Ознакомительная версия.
Та не противилась – только в ответ качала головой, трясла занавесом белой прически, колыхалась сиреневой своей сумочкой, ручка которой, к слову, была еще и перевита пестрым шелковым платком.
И, ничуть не заботясь о мере, не казалась она чрезмерной.
– У девочки успех, – прокомментировала Манечка.
– У нее наверняка всегда успех, – сказал я.
– А у него телефон опять отключен за неуплату, – Марк хихикнул.
– А ты откуда знаешь? – спросил я, разглядывая толстого клоуна повнимательней.
– Аркаша сказал. Он знает.
– Еще бы ему не знать, с такой-то профессией, – я вник не сразу, – Погоди. Это который Аркаша? Тот самый?! Ты что ж, и проститута сюда позвал? Какого черта?! – я запыхтел.
– Я понятия не имею, кто его позвал, – сказал Марк, – Он сам пришел, наверное. Кла-авочка! – отвернувшись, Марк тоже полез обниматься, – Как рад я тебя видеть! Итс вандерфул! Ит соу вандерфул ту си ю эген, итс э крейзи пати хир!
– Хрень, – скупо ответствовала она, крепкого сложения бритая женщина в военной униформе.
Клавдия. Камуфляж на ней был прежний, что и пять, и десять лет тому назад, да и ботинки – как обычно, велики, как морда бульдога.
– А Лилька где? – кивнув старой знакомой, спросил я.
На мой вопрос Клавдия отозвалась своим любимым словом и, дружелюбно постучав Марка по плечу, утопала прочь – наверное, искать еду и питье, а точнее, водку и закуску.
– Кто это? – спросила Манечка не без испуга.
– Она в больнице работает, – сказал я, – Исполняет свой гражданский долг.
– А деньги зарабатывает в клубах, – добавил Марк.
– Шваброй что ли машет? Туалетной дамой? – спросила Манечка.
– Реструмы моет наша Дарима, ты не путай, – сказал Марк, – А это Клавдия. Она музыку играет, лайк э ди-джей. «Сандер-Пусси» называется.
– А Зинка сегодня тоже будет? – спросил я. Мужественная женственность Клавы отчего-то вынудила меня вспомнить женственную мужественность королевы дискотек.
– Зиночка клип записывает, – сказал Марк, – У самого Бадудаева, представляешь?
– То есть песни на нашем празднике отменяются, – сказал я, не желая углубляться в дебри музыкального бизнеса.
– Разве? – Манечка взбила кудряшки над вечно потным лбом.
– Надо бы чего-нибудь съесть, – поспешил сказал я, торопясь отдалить момент очередного несанкционированного вокализа.
– Тут где-то Даримка должна быть, – Марк закричал, – Даримка!
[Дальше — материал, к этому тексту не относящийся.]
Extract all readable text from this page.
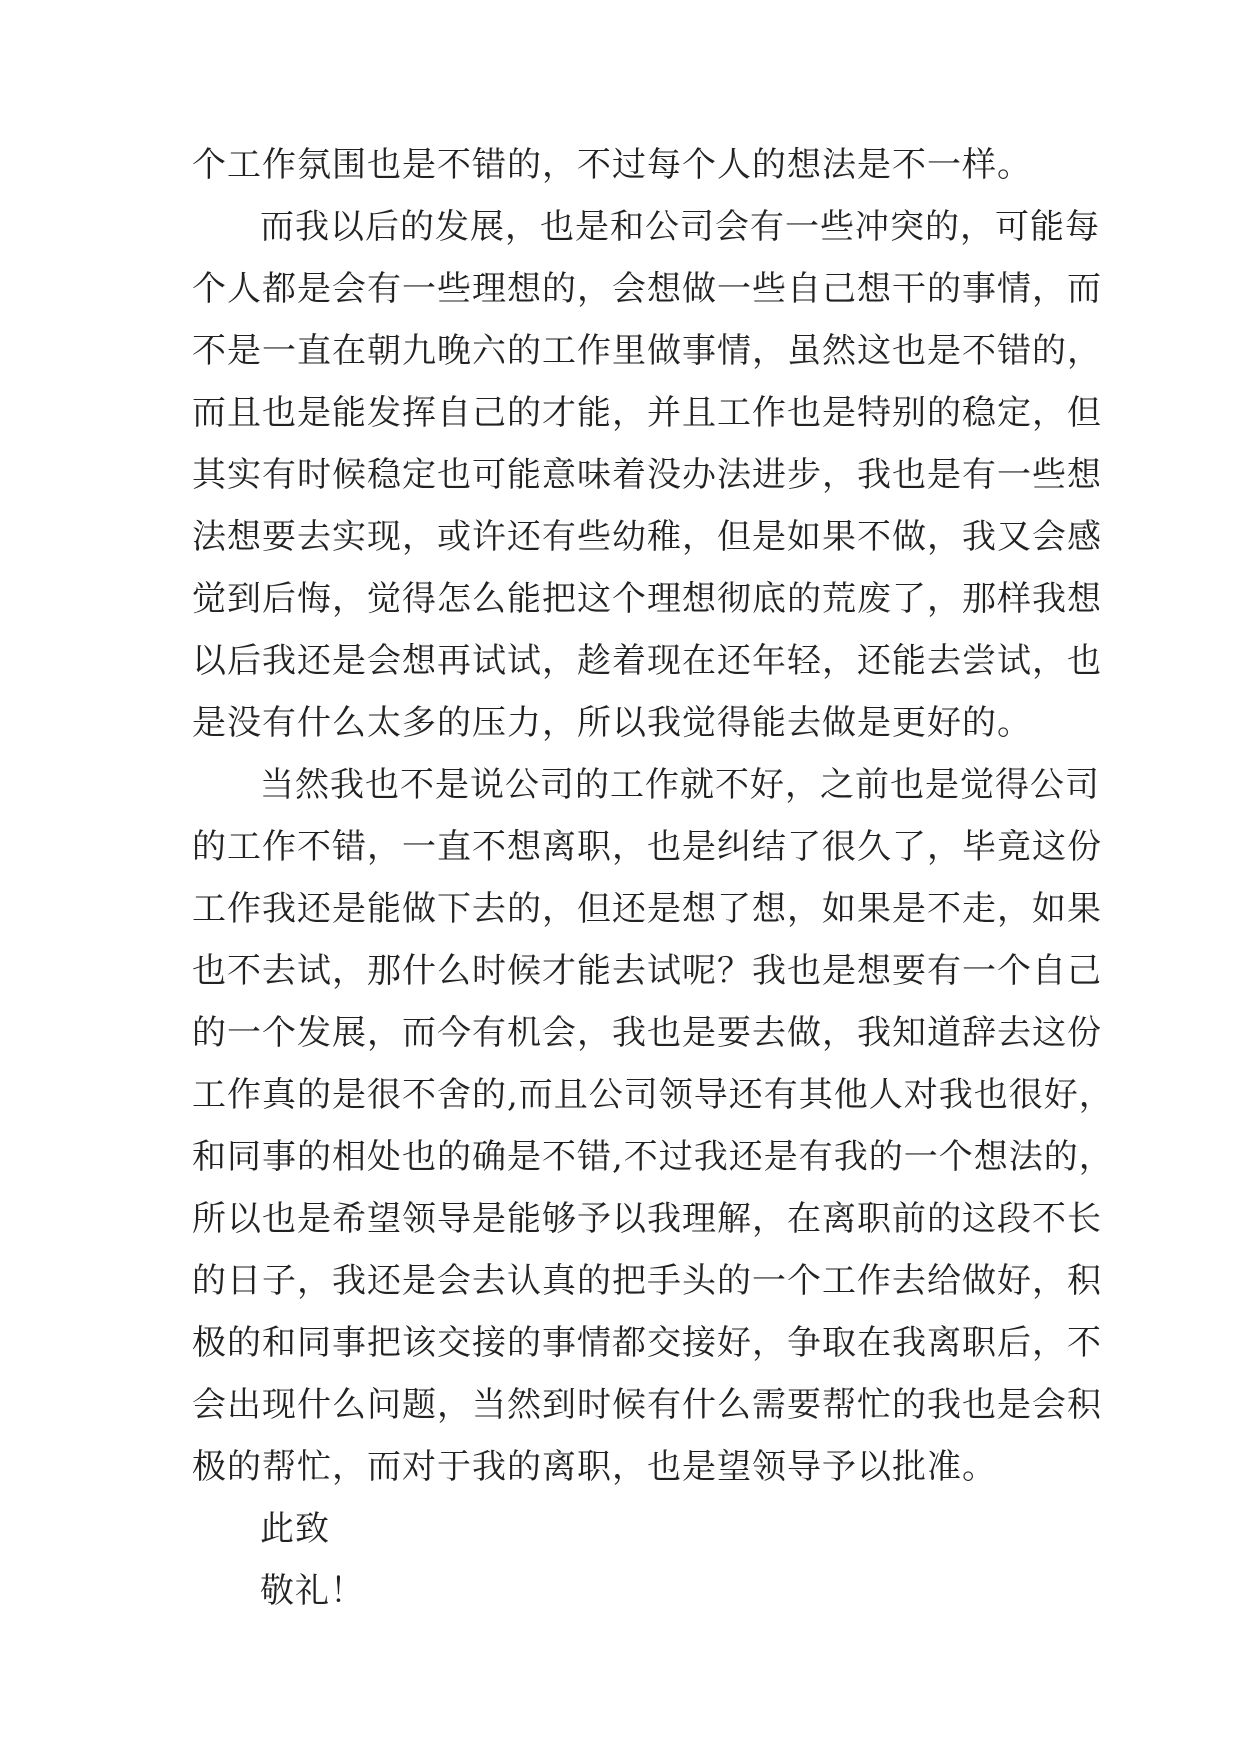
个工作氛围也是不错的，不过每个人的想法是不一样。
而我以后的发展，也是和公司会有一些冲突的，可能每
个人都是会有一些理想的，会想做一些自己想干的事情，而
不是一直在朝九晚六的工作里做事情，虽然这也是不错的，
而且也是能发挥自己的才能，并且工作也是特别的稳定，但
其实有时候稳定也可能意味着没办法进步，我也是有一些想
法想要去实现，或许还有些幼稚，但是如果不做，我又会感
觉到后悔，觉得怎么能把这个理想彻底的荒废了，那样我想
以后我还是会想再试试，趁着现在还年轻，还能去尝试，也
是没有什么太多的压力，所以我觉得能去做是更好的。
当然我也不是说公司的工作就不好，之前也是觉得公司
的工作不错，一直不想离职，也是纠结了很久了，毕竟这份
工作我还是能做下去的，但还是想了想，如果是不走，如果
也不去试，那什么时候才能去试呢？我也是想要有一个自己
的一个发展，而今有机会，我也是要去做，我知道辞去这份
工作真的是很不舍的,而且公司领导还有其他人对我也很好，
和同事的相处也的确是不错,不过我还是有我的一个想法的，
所以也是希望领导是能够予以我理解，在离职前的这段不长
的日子，我还是会去认真的把手头的一个工作去给做好，积
极的和同事把该交接的事情都交接好，争取在我离职后，不
会出现什么问题，当然到时候有什么需要帮忙的我也是会积
极的帮忙，而对于我的离职，也是望领导予以批准。
此致
敬礼！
Тыковка!
Из толпы высунулся живот, обтянутый серым платьем, похожим на форменное, затем крошечная азиатка возникла целиком, с подносом полным бутербродов на высоко поднятой тонкой руке. Наша беременная поломойка ни от какой работы не отказывается – разносить фуршетные финтифлюшки напросилась сама, имея, наверное, в уме, что потом ей пару дней не придется варить себе ужин.
– Мило, – отрекомендовал происходящее Антон, материализовавшись непонятно откуда и ловко подцепив тонким синим пальцем один из бутербродов с блюда.
– Нравится? – спросил я без «здрасте» и ничуть его появлению не удивившись. А где еще быть знатоку мод, как не здесь, где разноцветного тряпья аж до самого потолка.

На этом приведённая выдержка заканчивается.